Massive Fish and Bird Kills Throughout Eastern U.S.


Shortly after the news of massive fish and bird die-offs in Arkansas, hundreds of scad fish washed up dead on the shore in Michigan near the St. Clair River. Government officials say it is not due to contamination, but natural causes, suggesting that sudden changes in temperatures may have caused the fish to die.

The die-off in Michigan follows other massive fish and bird kills in Arkansas, Louisiana, Kentucky and Maryland.
In Arkansas, thousands of red-winged blackbirds, starlings, and grackles fell dead from the sky and tens of thousands of drum fish washed up on the shores of the Arkansas River, only one-hundred miles from the fallen birds. Reports say authorities are still investigating the occurrence, but are suggesting the birds suffered trauma potentially from lightening, hail or fireworks, that the fish and bird kills are unrelated, and that the fish deaths were likely caused by a localized disease.

Moreover, nearly 500 birds were found dead on the side of a road in Louisiana and 100 were found dead in Kentucky.

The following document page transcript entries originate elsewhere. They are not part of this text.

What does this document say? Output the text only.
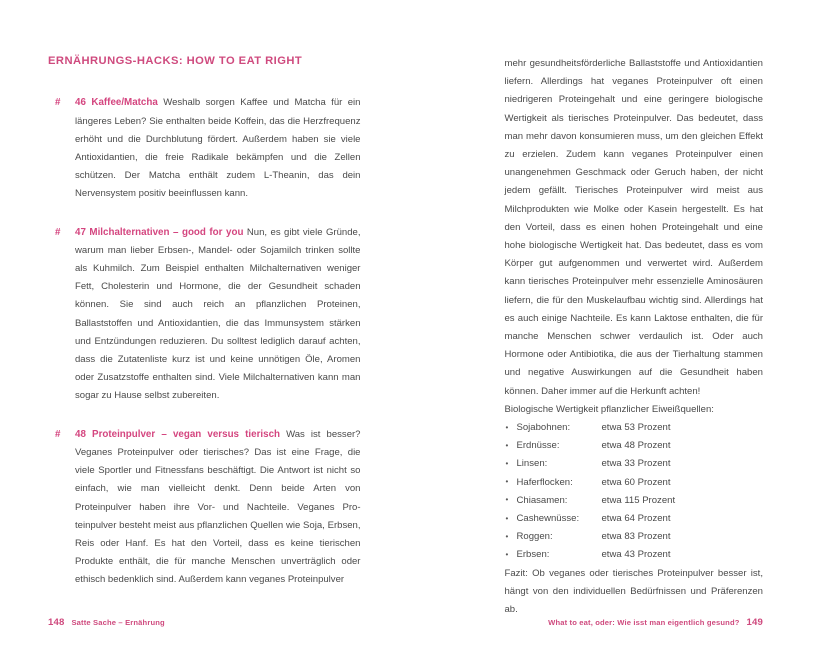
ERNÄHRUNGS-HACKS: HOW TO EAT RIGHT
# 46 Kaffee/Matcha Weshalb sorgen Kaffee und Matcha für ein längeres Leben? Sie enthalten beide Koffein, das die Herzfrequenz erhöht und die Durchblutung fördert. Außerdem haben sie viele Antioxidantien, die freie Radikale bekämpfen und die Zellen schützen. Der Matcha enthält zudem L-Theanin, das dein Nervensystem positiv beeinflussen kann.
# 47 Milchalternativen – good for you Nun, es gibt viele Gründe, warum man lieber Erbsen-, Mandel- oder Sojamilch trinken sollte als Kuhmilch. Zum Beispiel enthalten Milchalternativen weniger Fett, Cholesterin und Hormone, die der Gesundheit schaden können. Sie sind auch reich an pflanzlichen Proteinen, Ballaststoffen und Antioxidantien, die das Immunsystem stärken und Entzündungen reduzieren. Du solltest lediglich darauf achten, dass die Zutatenliste kurz ist und keine unnötigen Öle, Aromen oder Zusatzstoffe enthalten sind. Viele Milchalternativen kann man sogar zu Hause selbst zubereiten.
# 48 Proteinpulver – vegan versus tierisch Was ist besser? Veganes Proteinpulver oder tierisches? Das ist eine Frage, die viele Sportler und Fitnessfans beschäftigt. Die Antwort ist nicht so einfach, wie man vielleicht denkt. Denn beide Arten von Proteinpulver haben ihre Vor- und Nachteile. Veganes Proteinpulver besteht meist aus pflanzlichen Quellen wie Soja, Erbsen, Reis oder Hanf. Es hat den Vorteil, dass es keine tierischen Produkte enthält, die für manche Menschen unverträglich oder ethisch bedenklich sind. Außerdem kann veganes Proteinpulver
148 Satte Sache – Ernährung

mehr gesundheitsförderliche Ballaststoffe und Antioxidantien liefern. Allerdings hat veganes Proteinpulver oft einen niedrigeren Proteingehalt und eine geringere biologische Wertigkeit als tierisches Proteinpulver. Das bedeutet, dass man mehr davon konsumieren muss, um den gleichen Effekt zu erzielen. Zudem kann veganes Proteinpulver einen unangenehmen Geschmack oder Geruch haben, der nicht jedem gefällt. Tierisches Proteinpulver wird meist aus Milchprodukten wie Molke oder Kasein hergestellt. Es hat den Vorteil, dass es einen hohen Proteingehalt und eine hohe biologische Wertigkeit hat. Das bedeutet, dass es vom Körper gut aufgenommen und verwertet wird. Außerdem kann tierisches Proteinpulver mehr essenzielle Aminosäuren liefern, die für den Muskelaufbau wichtig sind. Allerdings hat es auch einige Nachteile. Es kann Laktose enthalten, die für manche Menschen schwer verdaulich ist. Oder auch Hormone oder Antibiotika, die aus der Tierhaltung stammen und negative Auswirkungen auf die Gesundheit haben können. Daher immer auf die Herkunft achten!

Biologische Wertigkeit pflanzlicher Eiweißquellen:

• Sojabohnen:	etwa 53 Prozent
• Erdnüsse:	etwa 48 Prozent
• Linsen:	etwa 33 Prozent
• Haferflocken:	etwa 60 Prozent
• Chiasamen:	etwa 115 Prozent
• Cashewnüsse:	etwa 64 Prozent
• Roggen:	etwa 83 Prozent
• Erbsen:	etwa 43 Prozent

Fazit: Ob veganes oder tierisches Proteinpulver besser ist, hängt von den individuellen Bedürfnissen und Präferenzen ab.

What to eat, oder: Wie isst man eigentlich gesund? 149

As for more stories of fish kills, state officials are investigating a large fish kill of approximately 2 million fish in the Chesapeake Bay. Some scientists suggest that it is likely “cold-water stress” and not water-quality problems that have caused the fish to die.

Fish and bird kills have also been reported in Brazil, New Zealand and Sweden.

Other theories, perhaps no more wild than blaming the deaths on fireworks, include that the fish and bird deaths may be related to government testing under the High Frequency Active Aural Research Program or scandalous corporations and natural gas drilling operations.

So far it remains unknown as to what is really causing the deaths of the birds and fish here in Michigan, across the country and around the world: weather, parasites, disease, malnutrition, contamination, government testing, gas drilling, the end of the world? It makes you wonder what Chicken Little would have thought if a fellow bird had fallen on his head rather than an acorn?

Conspiracies aside, the recent deaths of birds and fish are making the news right now, but massive bird deaths are not unusual this year, according to an article in the Huffington Post:

The U.S. Geological Service’s website listed about 90 mass deaths of birds and other wildlife from June through Dec. 12. There were five deaths of at least 1,000 birds, with the largest near Houston, Minn., where parasite infestations killed about 4,000 water birds between Sept. 6 and Nov. 26.

And for numerous reasons, massive fish deaths happen all too often as well.

With the massive bird kills, Rachel Carson’s Silent Spring, “A Fable for Tomorrow”, comes to mind:

On the mornings that had once throbbed with the dawn chorus of robbins, catbirds, doves, jays, wrens, and scores of other bird voices there was now no sound; only silence lay over the fields and woods and marsh.

No witchcraft, no enemy action had silenced the rebirth of new life in this stricken world. The people had done it themselves.

Carson’s book is dedicated to Albert Schweitzer who said, “Man has lost the capacity to see and to forestall.”

Will the deaths of these bird and fish species lose the appeal of the media and fall from the public eye – much like what is happening to news of the devastating BP oil spill – or will humans do something to forestall further losses of fish and birds in the future?